This magnificent sculpture elegantly depicts the moment in which Buddha Shakyamuni achieves enlightenment. Seated in meditation under the Bodhi tree, Buddha maintains his deep introspective state despite Mara’s attempts to frighten and distract him. Having overcome all of Mara’s threats, Buddha presses a single finger to the Earth to witness his enlightenment.
The Nepalese artists of the fourteenth century were revered for creating sculpture with “a subtle balance between ornamentation and form.” The present work embodies the “finesse in the handling of detail with remarkable mastery of sculptural form demonstrating the extraordinary virtuosity of Nepalese artists” (J. Casey, Divine Presence: Art of the Himalayas, Barcelona, 2003, p.44).

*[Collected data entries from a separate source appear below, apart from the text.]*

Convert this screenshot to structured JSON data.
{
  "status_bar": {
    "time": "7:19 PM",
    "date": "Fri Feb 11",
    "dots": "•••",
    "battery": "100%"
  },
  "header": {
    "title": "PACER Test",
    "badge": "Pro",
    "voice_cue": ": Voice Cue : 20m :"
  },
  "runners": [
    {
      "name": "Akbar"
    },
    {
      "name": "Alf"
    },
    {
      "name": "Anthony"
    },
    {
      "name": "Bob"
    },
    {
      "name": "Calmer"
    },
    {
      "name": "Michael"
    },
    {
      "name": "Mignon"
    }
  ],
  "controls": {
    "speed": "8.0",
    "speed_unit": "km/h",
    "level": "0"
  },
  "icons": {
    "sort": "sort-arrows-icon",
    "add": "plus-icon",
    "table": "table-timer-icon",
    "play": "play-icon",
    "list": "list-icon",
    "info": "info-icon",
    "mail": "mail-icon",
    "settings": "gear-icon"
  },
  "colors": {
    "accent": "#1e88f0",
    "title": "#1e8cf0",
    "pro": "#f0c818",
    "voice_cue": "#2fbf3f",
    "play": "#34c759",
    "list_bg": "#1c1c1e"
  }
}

Seated in dhyanasana on a double-lotus base, the present figure appears filled with prana, the breath of life, his rounded voluminous body emphasizing his spiritual fullness. The square face with elongated almond-shaped eyes centered with a turquoise-inlaid urna, hooked nose and small bow-shaped lips are reminiscent of Pala period prototypes. The finely detailed crown and delicately beaded hem of the robe are hallmarks of the Malla period. The thick, lustrous gilding reveals areas of the rich copper surface beneath, a characteristic revered by connoisseurs of Nepalese bronze sculpture.
This figure may be compared for its balanced proportions, rounded modeling, fine details and radiant patina with a fourteenth-century Nepalese Crowned Buddha sold at Christie's New York on 19 March 2014.